Ce qu’elle leur doit, à eux bien sûr, et pas aux autres. L’autre tuyau, c’est de comprendre comment pardi ils sont arrivés à dégoûter le peuple, censé être le seul héros de l’histoire, de cette belle chose qu’est l’indépendance. Le fait est qu’ils y sont arrivés. C’est dire s’ils ont fait fort, les gus ! A voir les tronches de ceux qui en parlent entre deux bâillements digestifs, on comprend que les jeunes classent ça dans le rayon des vieilleries.

Ringard ? Ce qui est ringard, c’est tout à la fois le silence et le lyrisme qui servent de discours sur l’indépendance, ce n’est pas l’indépendance elle-même. Mais entendre ceux qui ont remplacé les colons, souvent un cran en dessous dans la gouvernance, en faire des tonnes et des tonnes sur la libération et l’héroïsme, sur la générosité et les valeurs, sur tutti et quanti, il y a de quoi te coller le bourdon.

Tu les regardes agir et tu réalises que ce sont finalement des pâtissiers de génie : en nous jetant plein de poudre aux yeux, ils sont arrivés à faire de l’indépendance un gâteau. La cerise, ce sont eux ! Inénarrable ! Pour autant, silence cynique et lyrisme soporifique renvoyés à leurs pénates respectives, il reste que l’indépendance de l’Algérie est un moment grave, solennel. Un de ces moments qui sont un tournant.

Benyoucef Benkhedda, qui était encore le président du GPRA, déclarait à la descente de l’avion qui le ramenait de Tunis : «L’Etat sera le serviteur du peuple et non son gendarme. Il doit s’appuyer sur le peuple, sans lequel il n’est rien.» Il ajoute ceci : «La volonté populaire constitue le barrage le plus solide contre la dictature militaire dont rêvent certains, contre le pouvoir personnel, contre les ambitieux, les aventuriers, les démagogues et les fascistes de tous bords. La volonté populaire a été le moteur du combat pour l’indépendance.

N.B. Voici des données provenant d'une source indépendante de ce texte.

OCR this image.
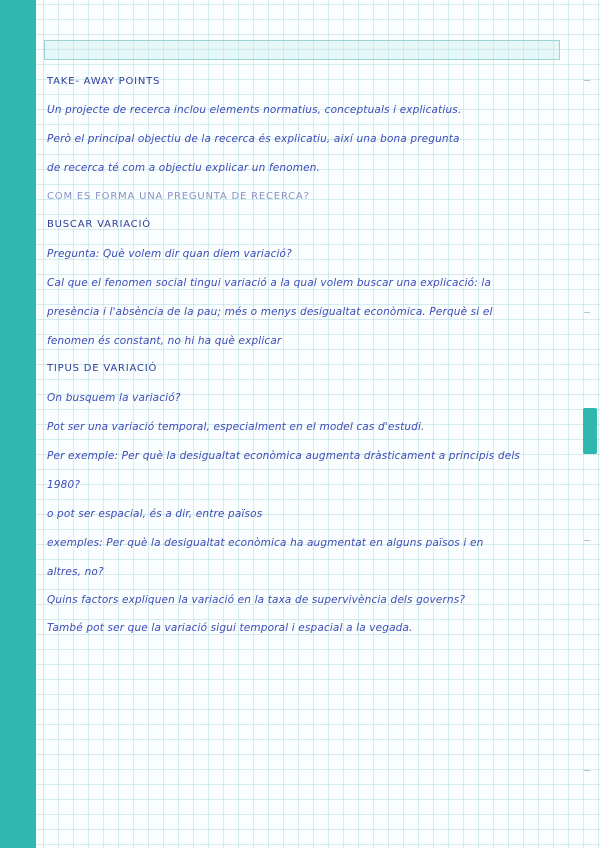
TAKE- AWAY POINTS

Un projecte de recerca inclou elements normatius, conceptuals i explicatius.

Però el principal objectiu de la recerca és explicatiu, així una bona pregunta

de recerca té com a objectiu explicar un fenomen.

COM ES FORMA UNA PREGUNTA DE RECERCA?

BUSCAR VARIACIÓ

Pregunta: Què volem dir quan diem variació?

Cal que el fenomen social tingui variació a la qual volem buscar una explicació: la

presència i l'absència de la pau; més o menys desigualtat econòmica. Perquè si el

fenomen és constant, no hi ha què explicar

TIPUS DE VARIACIÓ

On busquem la variació?

Pot ser una variació temporal, especialment en el model cas d'estudi.

Per exemple: Per què la desigualtat econòmica augmenta dràsticament a principis dels

1980?

o pot ser espacial, és a dir, entre països

exemples: Per què la desigualtat econòmica ha augmentat en alguns països i en

altres, no?

Quins factors expliquen la variació en la taxa de supervivència dels governs?

També pot ser que la variació sigui temporal i espacial a la vegada.
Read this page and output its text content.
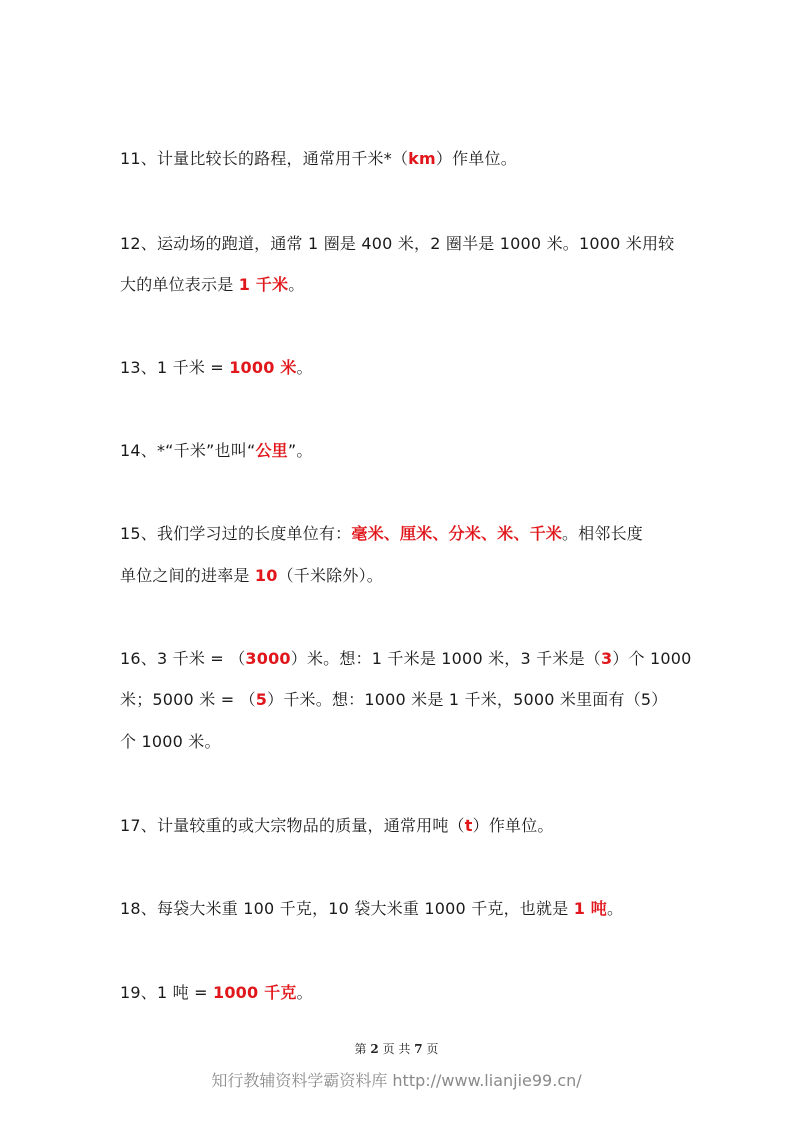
11、计量比较长的路程，通常用千米*（km）作单位。
12、运动场的跑道，通常 1 圈是 400 米，2 圈半是 1000 米。1000 米用较
大的单位表示是 1 千米。
13、1 千米 = 1000 米。
14、*“千米”也叫“公里”。
15、我们学习过的长度单位有：毫米、厘米、分米、米、千米。相邻长度
单位之间的进率是 10（千米除外）。
16、3 千米 = （3000）米。想：1 千米是 1000 米，3 千米是（3）个 1000
米；5000 米 = （5）千米。想：1000 米是 1 千米，5000 米里面有（5）
个 1000 米。
17、计量较重的或大宗物品的质量，通常用吨（t）作单位。
18、每袋大米重 100 千克，10 袋大米重 1000 千克，也就是 1 吨。
19、1 吨 = 1000 千克。
第 2 页 共 7 页
知行教辅资料学霸资料库 http://www.lianjie99.cn/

Elle est la garantie de la victoire dans la bataille pacifique mais gigantesque de la reconstruction.» Ce n’est pas que j’apprécie particulièrement l’orientation de l’honnête homme qu’était Benyoucef Benkhedda, mais il faut dire qu’il a visé juste dans ces propos tenus à chaud après la proclamation des résultats du référendum de juillet 1962 qui rendait la plénitude de sa souveraineté à l’Algérie. Tous ces éminents messieurs dont il a dressé la typologie ont, en fin de compte, sauté allégrement le barrage populaire et, «la bataille pacifique mais gigantesque de la reconstruction» reste encore à l’ordre du jour. Comme quoi ! Comme quoi, quoi ? Ce n’est pas l’indépendance qui est en cause, mais l’usage qui en est fait.

Ces messieurs ont la psychologie du séducteur primaire : une fois la «chose» conquise, ils s’en désintéressent totalement. Alors, on se tait. Au mieux, on se lance pour le fun un petit feu d’artifice au-dessus de Riad-El-Feth, une déclaration dégoulinant de grandiloquence et on passe à autre chose. Les autres, les largués, comme ils n’ont ni feu ni artifices, puisent dans l’inépuisable gisement de poésie lyrique que constitue la geste nationaliste pour enduire de «hchouma» les amnésiques dans le but de démontrer que, eux, l’amnésie, ils ne boivent pas ça ! Tout cela nous éloigne de l’indépendance.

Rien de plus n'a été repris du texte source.